Precious metals prices were higher in New York on Tuesday ahead of the Federal Reserve’s decision to cut US interest rates to 4.25 percent, which was announced after the close of floor trade.
February gold added $3.60 to $817.10 per troy ounce on the Comex division of the New York Mercantile Exchange.
March silver, meanwhile, added 2 cents to $14.87 per troy ounce while January platinum was up $1 to $1,467.30 per troy ounce.
Base metals prices were mixed on Tuesday.
Copper prices lost less than half a cent to $3.09 per pound in New York trade, while three-month copper in London dropped $5 to $6,820 per tonne, or $3.09 per pound on significant gains in London Metal Exchange inventories during the session.

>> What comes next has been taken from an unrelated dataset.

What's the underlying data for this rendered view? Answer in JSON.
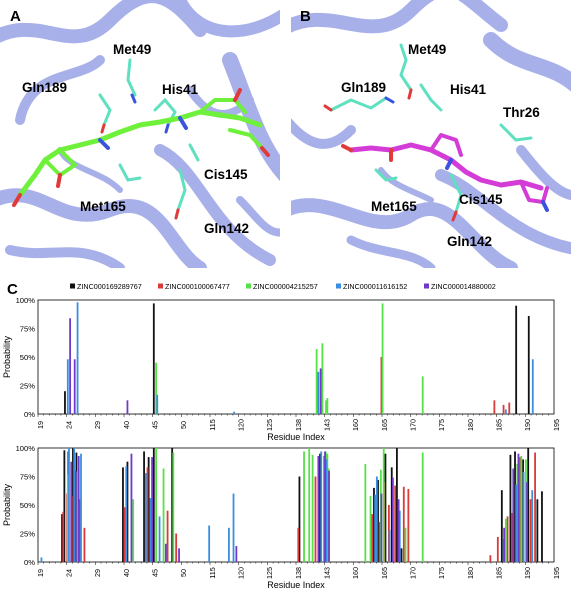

Lead was also lower, falling $20 to $2,520 per tonne, while aluminium dropped $2 to $2,460 per tonne and tin traded even at $16,705 per tonne.
Zinc added $45 to $2,430 per tonne, while nickel prices were $400 higher to $26,700 per tonne.
Grains prices were mixed on the Chicago Board of Trade.
March wheat dropped 19 cents to $9.10 per bushel, while March CBOT corn added 6.25 cents to $4.24 per bushel and January soybeans gained 9.75 cents to $11.35 per bushel.
Earlier, soybeans was up to a 34-year high of $11.37 per bushel and corn was at $4.25 per bushel after the US Department of Agriculture issued reduced inventories estimates for both grains.